Automotive safety integrity levels are an absolute must to guarantee safe and reliable execution of applications in the real-time environment of an automobile. Yet developers constantly struggle with the need to partition their applications and reduce the interference between software components while still maintaining the highest safety levels possible.
Having to balance the needs between transitioning from single-core to multi-core architectures while still maintaining industry-standard safety integrity levels, for example for ISO 26262 certification, is making it harder than ever to manage the software in today’s vehicles. “This is why we introduced the Tasking Integrity Checker to help to identify and remove safety critical interference within automotive applications in the most efficient way possible for embedded software developers,” says Harm-André Verhoef, Tasking Product Manager at Altium.

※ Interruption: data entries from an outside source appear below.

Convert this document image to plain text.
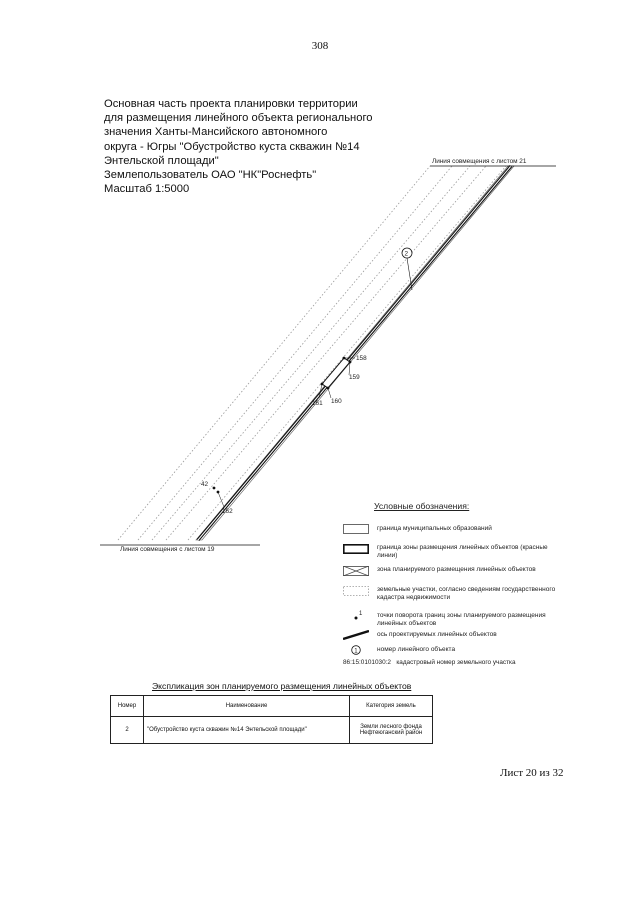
308
Основная часть проекта планировки территории
для размещения линейного объекта регионального
значения Ханты-Мансийского автономного
округа - Югры "Обустройство куста скважин №14
Энтельской площади"
Землепользователь ОАО "НК"Роснефть"
Масштаб 1:5000
Линия совмещения с листом 21
Линия совмещения с листом 19
2
158
159
160
161
42
162
Условные обозначения:
граница муниципальных образований
граница зоны размещения линейных объектов (красные линии)
зона планируемого размещения линейных объектов
земельные участки, согласно сведениям государственного кадастра недвижимости
1 точки поворота границ зоны планируемого размещения линейных объектов
ось проектируемых линейных объектов
1	номер линейного объекта
86:15:0101030:2 кадастровый номер земельного участка
Экспликация зон планируемого размещения линейных объектов
Номер	Наименование	Категория земель
2	"Обустройство куста скважин №14 Энтельской площади"	Земли лесного фонда
Нефтеюганский район
Лист 20 из 32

One way to achieve this goal in mixed criticality systems is to prove that low-level safety functions, like audio related applications, do not interfere with high-level safety functions, like braking systems. This so called ‘Freedom from Interference’ is not an easy goal to achieve in new multi-core architectures where more functions are being combined into one control unit.
The Tasking Integrity Checker, previously part of Altium’s Tasking VX-toolset for TriCore/AURIX, provides embedded software developers with the needed tools to accomplish this task, including:
- The ability to work at the compiler level so that developers do not have to change the source code in an application.
- Information about memory allocated is already included, with unique ways to identify memory write/read access.
- Information about the safety classes of functions are built into the application, allowing developers to easily address the implementation of safety requirements with ASIL aware static analysis.
- By making the Tasking Integrity Checker available as a stand-alone application, embedded developers will be able to create safe and reliable automotive applications, regardless of what architecture they are working on.